Typically, a CISO considering SSE wants a purely cloud-based security platform that provides a range of security functions at the edge of the network. Like SASE, the big names in networking and security also have SSE options. However, the cloud-native nature of SSE means it is often marketed as a single platform that can be easily deployed, managed, and scaled. For this reason, SSE will likely gain traction at organizations looking to simplify and scale security for remote workers and transition to cloud-native environments.
SSE vs. SASE: A Comparison
The following table summarizes the main differences between SSE and SASE:
|Networking and Security
How to Choose Between SSE and SASE?
The choice between SSE and SASE depends largely on your organization’s specific needs, goals, and budget. As a network solutions architect, here are some questions I ask CIOs, CISOs, and other IT business-decision makers evaluating a cybersecurity-focused solution for their organization:
- What are your current pain points and challenges with your network and security infrastructure?
- What are your short-term and long-term goals for your network and security strategy?
- How distributed and diverse are your users, devices, applications, and data?
- How are you securing remote workers?
- How are you applying a least-privilege access framework to network access?
- How much network traffic do you generate and consume, and what are your performance and reliability requirements?
- How much security risk do you face, and what are your compliance and governance obligations?
- How much budget and resources do you have to invest in a new solution?
Based on their answers, I can easily decide whether SSE or SASE is more suitable for your organization. Generally speaking, SSE may be a good choice if you:
- Have a relatively simple and stable network infrastructure that does not require much optimization or flexibility.

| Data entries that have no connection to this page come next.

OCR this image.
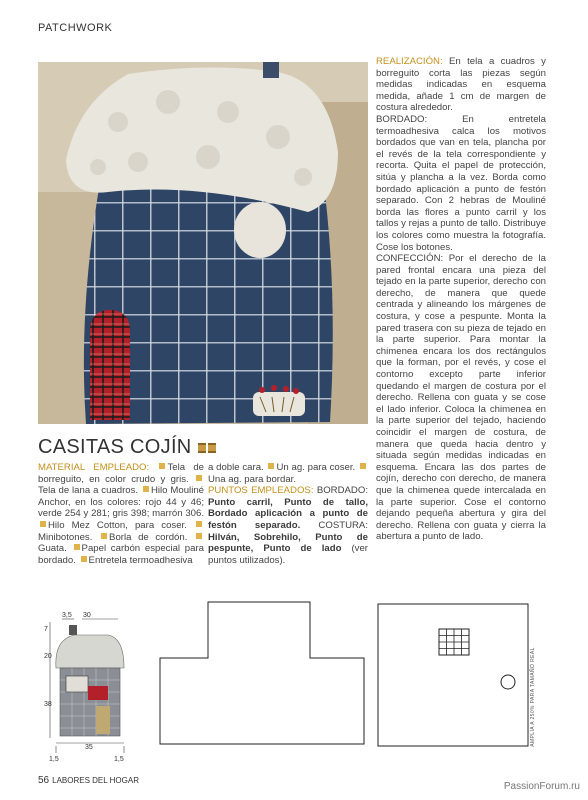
PATCHWORK
CASITAS COJÍN
MATERIAL EMPLEADO: Tela de borreguito, en color crudo y gris. Tela de lana a cuadros. Hilo Mouliné Anchor, en los colores: rojo 44 y 46; verde 254 y 281; gris 398; marrón 306. Hilo Mez Cotton, para coser. Minibotones. Borla de cordón. Guata. Papel carbón especial para bordado. Entretela termoadhesiva
a doble cara. Un ag. para coser. Una ag. para bordar.
PUNTOS EMPLEADOS: BORDADO: Punto carril, Punto de tallo, Bordado aplicación a punto de festón separado. COSTURA: Hilván, Sobrehilo, Punto de pespunte, Punto de lado (ver puntos utilizados).
REALIZACIÓN: En tela a cuadros y borreguito corta las piezas según medidas indicadas en esquema medida, añade 1 cm de margen de costura alrededor.
BORDADO:	En entretela termoadhesiva calca los motivos bordados que van en tela, plancha por el revés de la tela correspondiente y recorta. Quita el papel de protección, sitúa y plancha a la vez. Borda como bordado aplicación a punto de festón separado. Con 2 hebras de Mouliné borda las flores a punto carril y los tallos y rejas a punto de tallo. Distribuye los colores como muestra la fotografía. Cose los botones.
CONFECCIÓN: Por el derecho de la pared frontal encara una pieza del tejado en la parte superior, derecho con derecho, de manera que quede centrada y alineando los márgenes de costura, y cose a pespunte. Monta la pared trasera con su pieza de tejado en la parte superior. Para montar la chimenea encara los dos rectángulos que la forman, por el revés, y cose el contorno excepto parte inferior quedando el margen de costura por el derecho. Rellena con guata y se cose el lado inferior. Coloca la chimenea en la parte superior del tejado, haciendo coincidir el margen de costura, de manera que queda hacia dentro y situada según medidas indicadas en esquema. Encara las dos partes de cojín, derecho con derecho, de manera que la chimenea quede intercalada en la parte superior. Cose el contorno dejando pequeña abertura y gira del derecho. Rellena con guata y cierra la abertura a punto de lado.
3,5 30
7
20
38
35
1,5	1,5
AMPLIA A 250% PARA TAMAÑO REAL
56 LABORES DEL HOGAR
PassionForum.ru
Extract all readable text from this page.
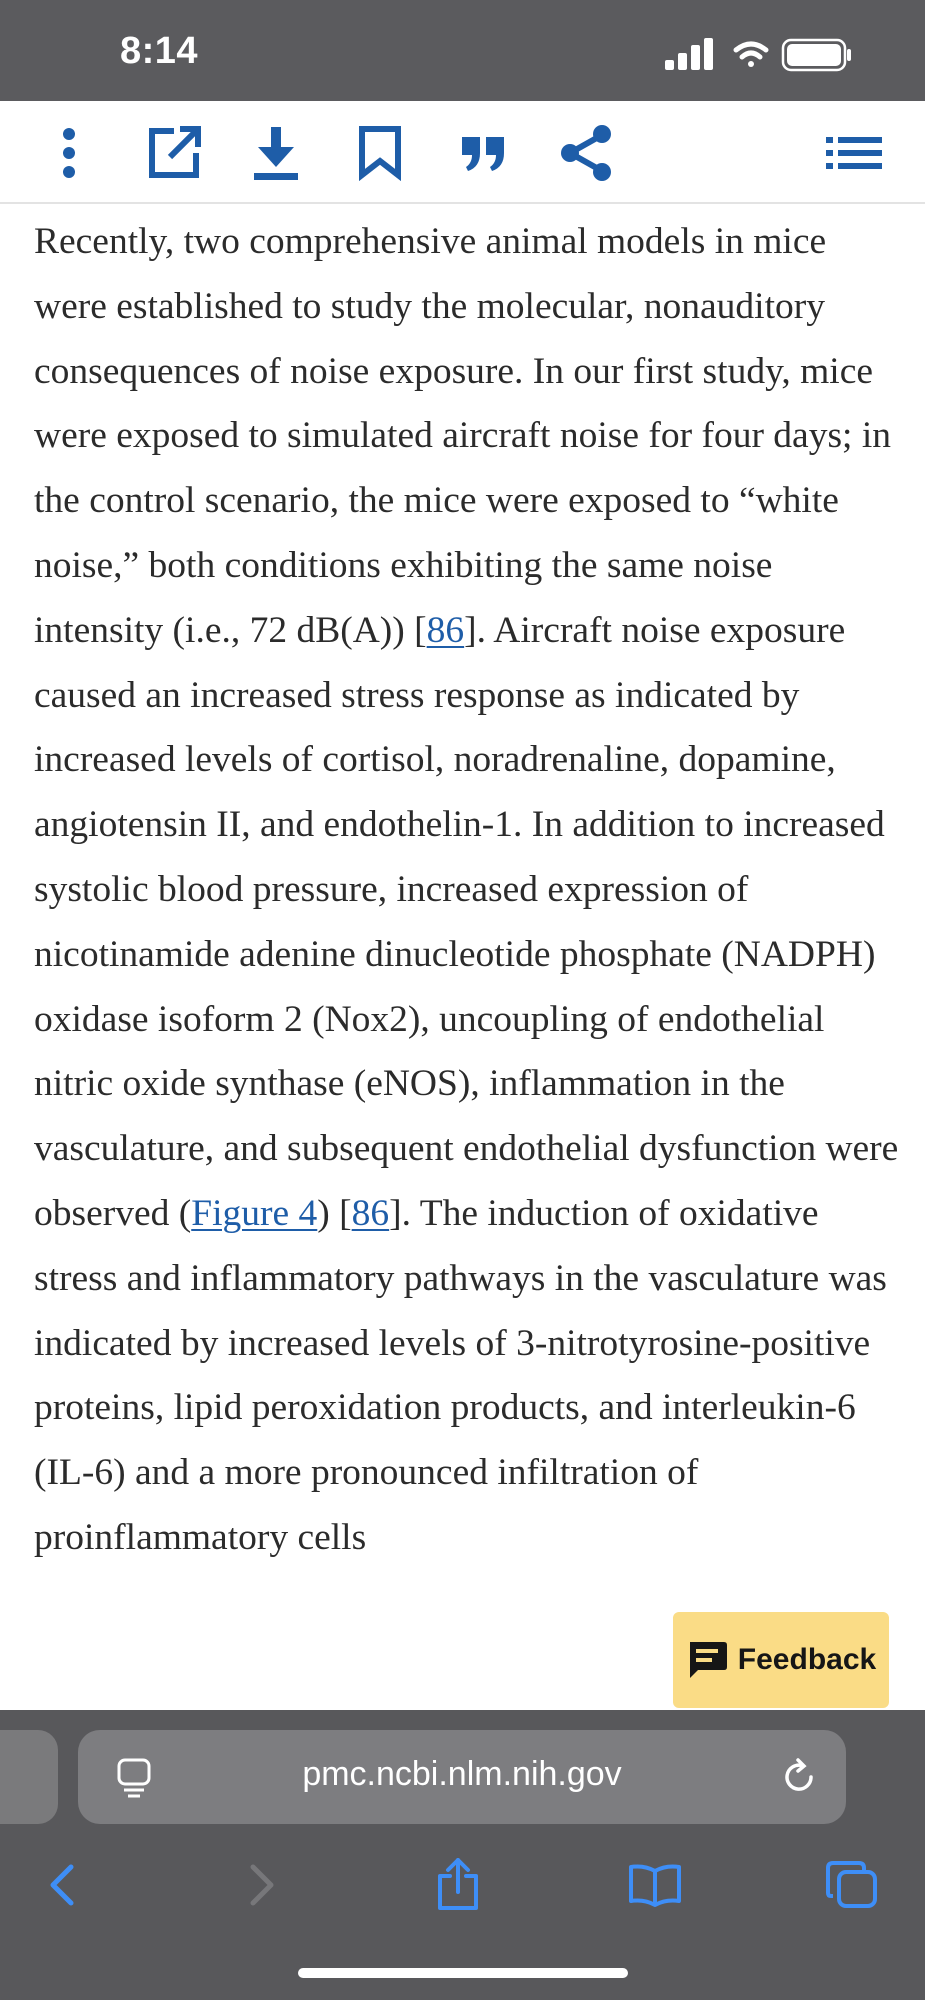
8:14

Recently, two comprehensive animal models in mice were established to study the molecular, nonauditory consequences of noise exposure. In our first study, mice were exposed to simulated aircraft noise for four days; in the control scenario, the mice were exposed to “white noise,” both conditions exhibiting the same noise intensity (i.e., 72 dB(A)) [86]. Aircraft noise exposure caused an increased stress response as indicated by increased levels of cortisol, noradrenaline, dopamine, angiotensin II, and endothelin-1. In addition to increased systolic blood pressure, increased expression of nicotinamide adenine dinucleotide phosphate (NADPH) oxidase isoform 2 (Nox2), uncoupling of endothelial nitric oxide synthase (eNOS), inflammation in the vasculature, and subsequent endothelial dysfunction were observed (Figure 4) [86]. The induction of oxidative stress and inflammatory pathways in the vasculature was indicated by increased levels of 3-nitrotyrosine-positive proteins, lipid peroxidation products, and interleukin-6 (IL-6) and a more pronounced infiltration of proinflammatory cells

Feedback
pmc.ncbi.nlm.nih.gov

- Have a high demand for security services and a low tolerance for security breaches or data loss.
- Have a limited budget or resources to implement a full SASE solution.

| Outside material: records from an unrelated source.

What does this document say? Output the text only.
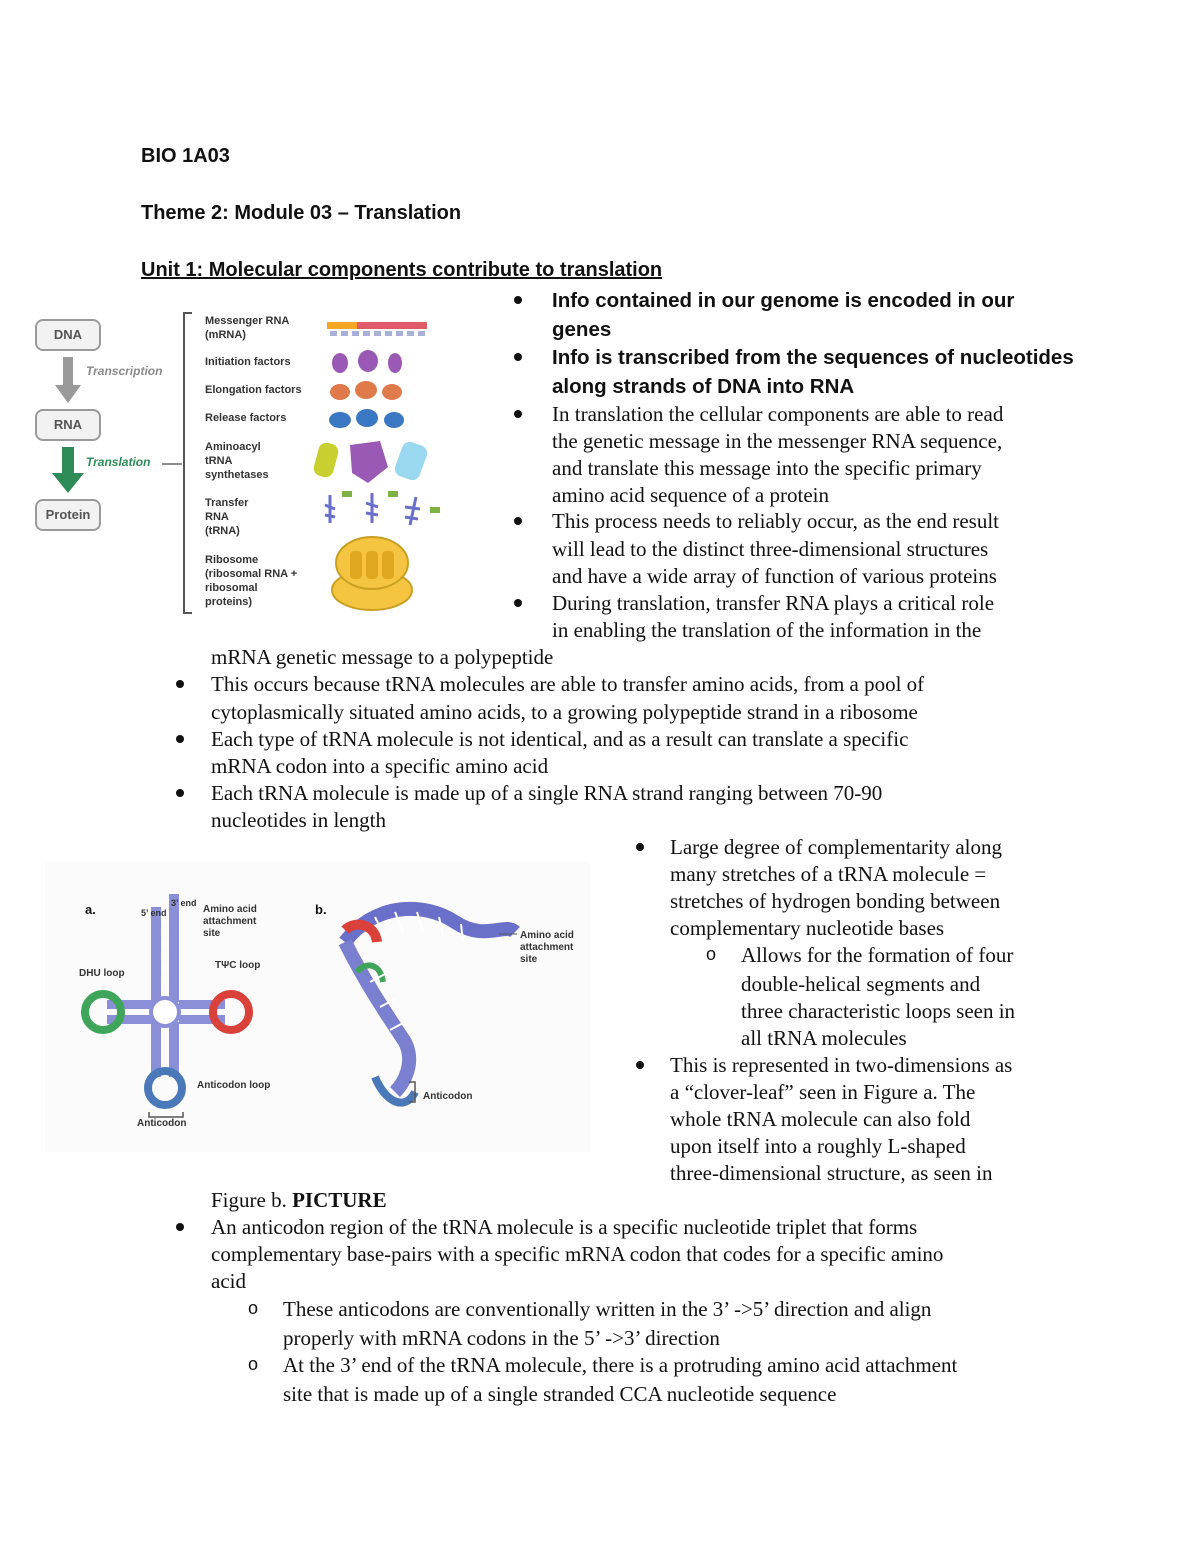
BIO 1A03
Theme 2: Module 03 – Translation
Unit 1: Molecular components contribute to translation
DNA
Transcription
RNA
Translation
Protein
Messenger RNA
(mRNA)
Initiation factors
Elongation factors
Release factors
Aminoacyl
tRNA
synthetases
Transfer
RNA
(tRNA)
Ribosome
(ribosomal RNA +
ribosomal
proteins)
Info contained in our genome is encoded in our
genes
Info is transcribed from the sequences of nucleotides
along strands of DNA into RNA
In translation the cellular components are able to read
the genetic message in the messenger RNA sequence,
and translate this message into the specific primary
amino acid sequence of a protein
This process needs to reliably occur, as the end result
will lead to the distinct three-dimensional structures
and have a wide array of function of various proteins
During translation, transfer RNA plays a critical role
in enabling the translation of the information in the
mRNA genetic message to a polypeptide
This occurs because tRNA molecules are able to transfer amino acids, from a pool of
cytoplasmically situated amino acids, to a growing polypeptide strand in a ribosome
Each type of tRNA molecule is not identical, and as a result can translate a specific
mRNA codon into a specific amino acid
Each tRNA molecule is made up of a single RNA strand ranging between 70-90
nucleotides in length
a.	3’ end
5’ end	Amino acid
attachment
site
DHU loop
TΨC loop
Anticodon loop
Anticodon
b.
CCA	Amino acid
attachment
site
Anticodon
Large degree of complementarity along
many stretches of a tRNA molecule =
stretches of hydrogen bonding between
complementary nucleotide bases
o Allows for the formation of four
double-helical segments and
three characteristic loops seen in
all tRNA molecules
This is represented in two-dimensions as
a “clover-leaf” seen in Figure a. The
whole tRNA molecule can also fold
upon itself into a roughly L-shaped
three-dimensional structure, as seen in
Figure b. PICTURE
An anticodon region of the tRNA molecule is a specific nucleotide triplet that forms
complementary base-pairs with a specific mRNA codon that codes for a specific amino
acid
o These anticodons are conventionally written in the 3’ ->5’ direction and align
properly with mRNA codons in the 5’ ->3’ direction
o At the 3’ end of the tRNA molecule, there is a protruding amino acid attachment
site that is made up of a single stranded CCA nucleotide sequence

On the other hand, SASE may be a better option if you:
- Have a complex and dynamic network infrastructure that requires constant optimization and adaptation.
- Have redundant network paths or ISP circuits already in place you wish to load-balance or use in an active/active stance.
- Have a high demand for both networking and security services and a low tolerance for performance degradation or user dissatisfaction.
- Have a sufficient budget and resources to implement a comprehensive SASE solution.
SSE and SASE are both cloud-based frameworks that converge security functions. However, SASE also includes networking functions, while SSE only focuses on security. Think of SASE as the comprehensive blueprint for delivering networking and security as a unified service, while SSE is a subset of SASE that covers security-related components such as SWG, CASB, and ZTNA.
The choice between SSE and SASE depends on your organization’s specific needs, goals, and budget. You should evaluate different solutions based on their features, benefits, and challenges, and choose the one that best aligns with your network and security strategy.